Ce n'est donc pas parce qu'une machine exécute des instructions humaines que celles-ci vont devenir "justes" et rationnelles si elles ne le sont pas à l'origine.

"Produire" de l'information à partir d'un lac de données : la puissance des algorithmes


Pour comprendre techniquement comment produire de l'information à partir de données, c'est très simple : interrogez le moteur de recherche de votre smartphone.
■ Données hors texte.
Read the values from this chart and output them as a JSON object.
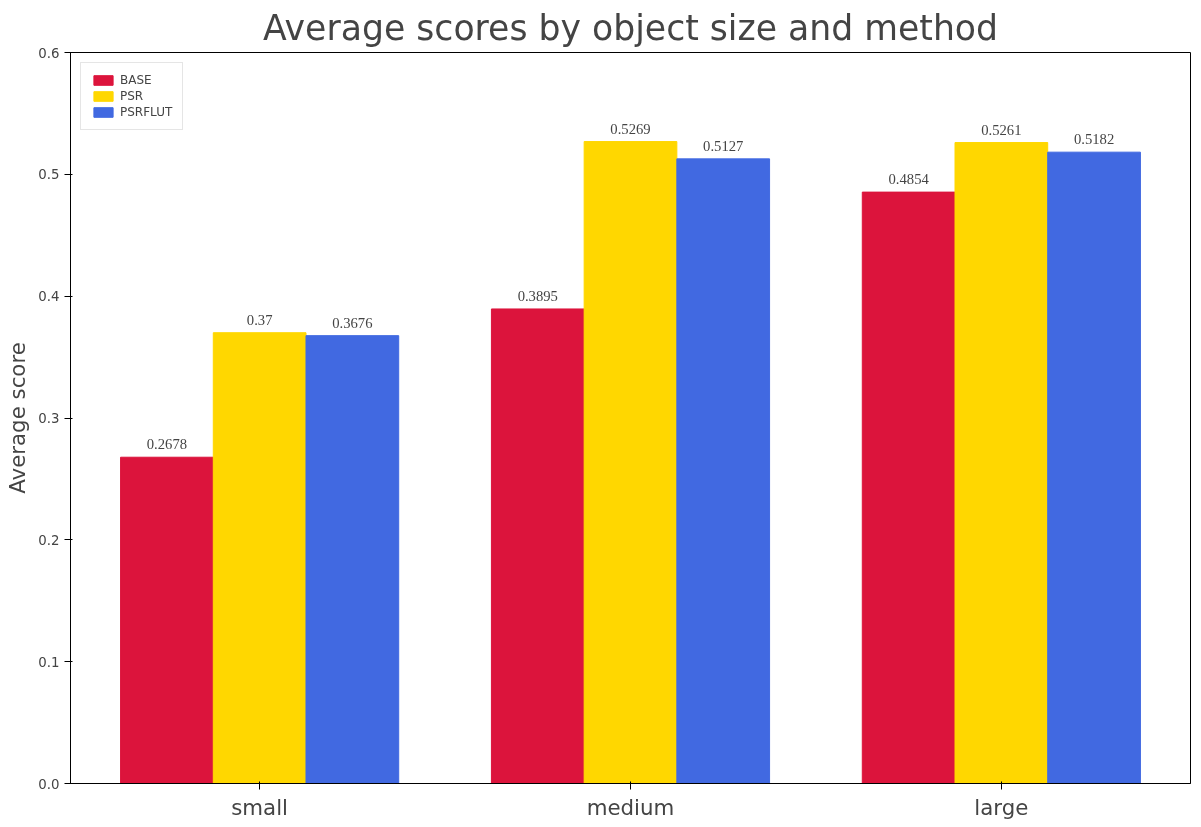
{
  "chart_data": {
    "type": "bar",
    "title": "Average scores by object size and method",
    "ylabel": "Average score",
    "categories": [
      "small",
      "medium",
      "large"
    ],
    "series": [
      {
        "name": "BASE",
        "color": "#dc143c",
        "values": [
          0.2678,
          0.3895,
          0.4854
        ]
      },
      {
        "name": "PSR",
        "color": "#ffd700",
        "values": [
          0.37,
          0.5269,
          0.5261
        ]
      },
      {
        "name": "PSRFLUT",
        "color": "#4169e1",
        "values": [
          0.3676,
          0.5127,
          0.5182
        ]
      }
    ],
    "ylim": [
      0,
      0.6
    ],
    "yticks": [
      {
        "value": 0,
        "label": "0.0"
      },
      0.1,
      0.2,
      0.3,
      0.4,
      0.5,
      0.6
    ],
    "data_labels": true,
    "legend": "top left",
    "grid": false
  }
}
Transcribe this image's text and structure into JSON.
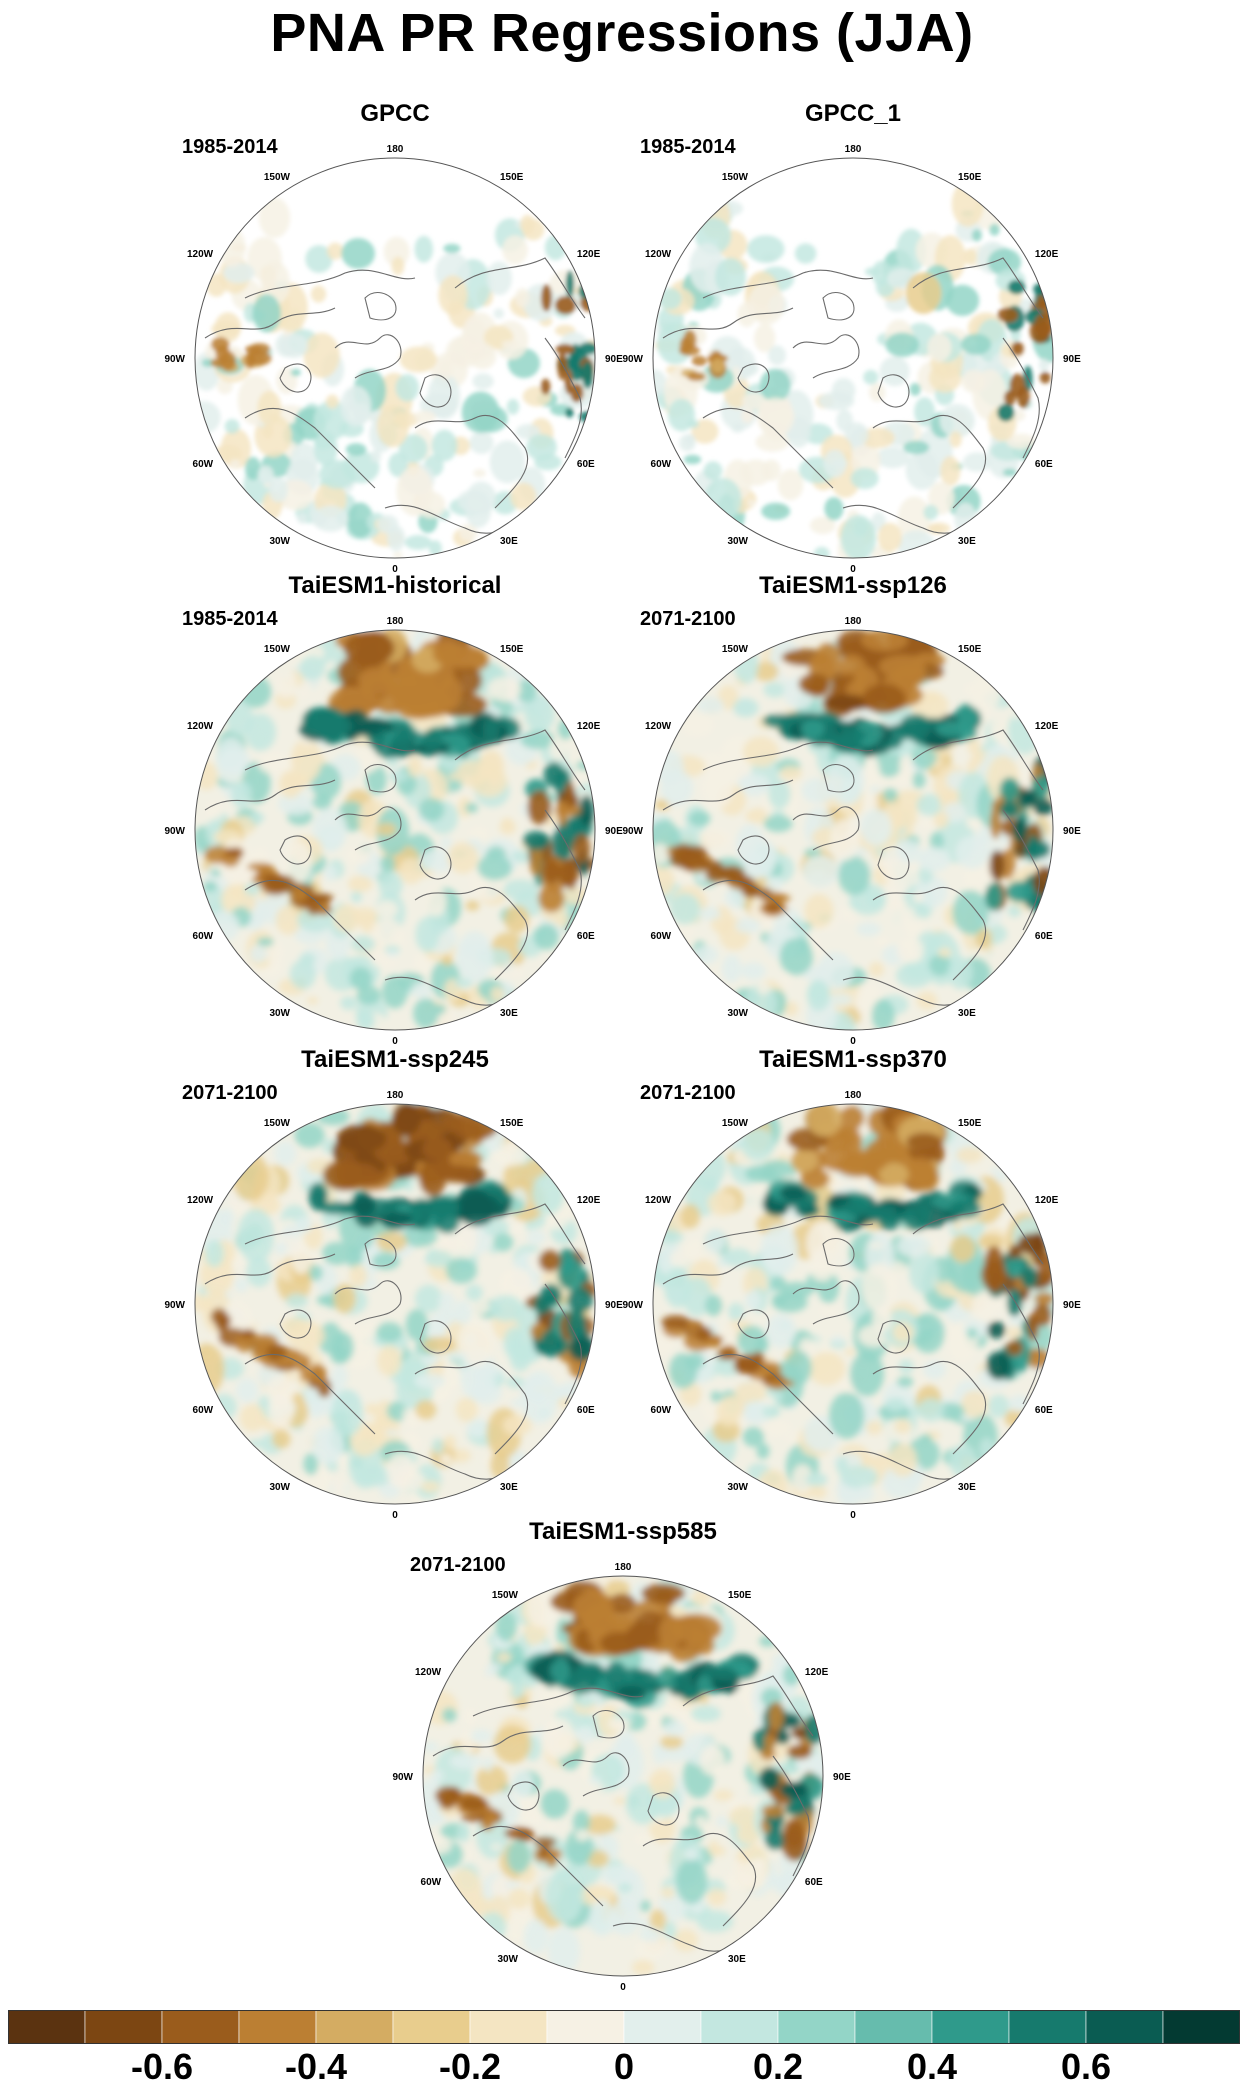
{
  "title": "PNA PR Regressions (JJA)",
  "panels": [
    {
      "title": "GPCC",
      "period": "1985-2014",
      "kind": "obs",
      "seed": 11
    },
    {
      "title": "GPCC_1",
      "period": "1985-2014",
      "kind": "obs",
      "seed": 12
    },
    {
      "title": "TaiESM1-historical",
      "period": "1985-2014",
      "kind": "model",
      "seed": 21
    },
    {
      "title": "TaiESM1-ssp126",
      "period": "2071-2100",
      "kind": "model",
      "seed": 22
    },
    {
      "title": "TaiESM1-ssp245",
      "period": "2071-2100",
      "kind": "model",
      "seed": 23
    },
    {
      "title": "TaiESM1-ssp370",
      "period": "2071-2100",
      "kind": "model",
      "seed": 24
    },
    {
      "title": "TaiESM1-ssp585",
      "period": "2071-2100",
      "kind": "model",
      "seed": 25
    }
  ],
  "longitude_labels": [
    "180",
    "150E",
    "120E",
    "90E",
    "60E",
    "30E",
    "0",
    "30W",
    "60W",
    "90W",
    "120W",
    "150W"
  ],
  "colorbar": {
    "colors": [
      "#5b3310",
      "#7c4612",
      "#9a5c1c",
      "#bb7f33",
      "#d4ac62",
      "#e8cd8d",
      "#f4e5c2",
      "#f6f1e4",
      "#e2efec",
      "#c3e7e0",
      "#93d5c7",
      "#66bcad",
      "#2f9a8b",
      "#167a6d",
      "#0a5c52",
      "#033a32"
    ],
    "tick_labels": [
      "-0.6",
      "-0.4",
      "-0.2",
      "0",
      "0.2",
      "0.4",
      "0.6"
    ],
    "tick_values": [
      -0.6,
      -0.4,
      -0.2,
      0,
      0.2,
      0.4,
      0.6
    ],
    "min": -0.8,
    "max": 0.8
  }
}
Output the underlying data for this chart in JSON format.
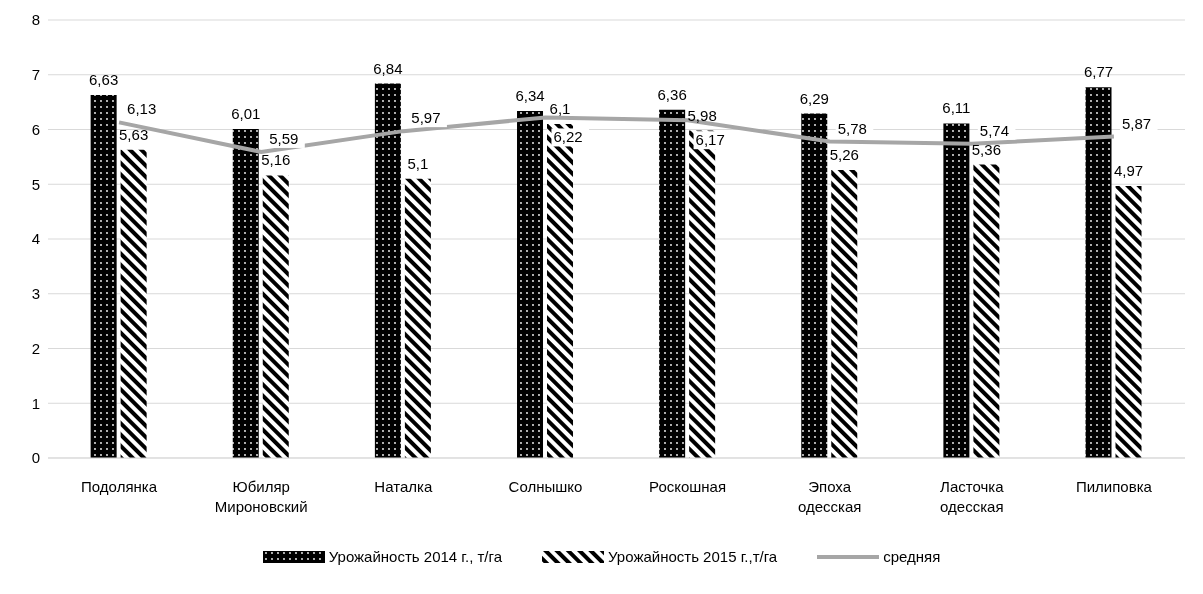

Même question et réponses différentes


Constatez aussi que pour certaines questions identiques un peu générales, la même question posée par vous sur votre appareil et celle posée par votre voisine sur le sien auront des réponses différentes puisque les réponses prennent en compte le contexte.

Comment peut-on produire de l'information à partir de données contenues dans une base ? 


Pour ceux qui veulent une explication technique, en voici une fournie par l'asp de la MAIF.

Différents "langages" sont utilisés pour programmer la définition des données, leur manipulation et leur interrogation.

Ces langages sont destinés à être utilisés pour programmer des machines, pour dicter une logique d'un travail de conception humain à des machines qui doivent l'exécuter.

Hermétique, incompréhensible, impossible à faire comprendre à d'autres humains ?

Oui, pour le langage destiné aux machines, c'est un travail de spécialiste.
Non, pour la logique de base définissant le travail à faire globalement.

Accepteriez-vous qu'un architecte prétende que vous ne comprenez pas les plans d'exécution de votre future maison pour que vous le laissiez décider seul de ce qu'elle sera ? !!!

Il ne peut pas discuter avec vous du plan d'ensemble pour respecter vos volontés ?

Bien sûr que si !

Prétendre que les programmes, les logiques, les algorithmes ne peuvent être compris du grand public et en premier lieu des personnes concernés est une mascarade.

Ce n'est pas la première fois qu'une profession, et au-delà d'elle ceux qui ont d'immenses intérêts à cultiver le secret, utilisent un jargon, prétextent la complexité pour protéger leurs pouvoirs.

Que faire ?


Deux choses :
  1. se former à comprendre ce qu'est et comment fonctionne les algorithmes. Il ne s'agit pas de technique mais uniquement de logique
  2. combattre avec les associations de consommateurs, de citoyens pour que tout soit expliqué en langage clair, compréhensible par tous
Albert Einstein disait : "Si vous ne pouvez expliquer quelque chose simplement, c’est que vous ne l’avez pas bien compris"

J'ajouterai : "ou c'est que vous voulez cacher quelque chose".


Et vous , qu'en pensez-vous ?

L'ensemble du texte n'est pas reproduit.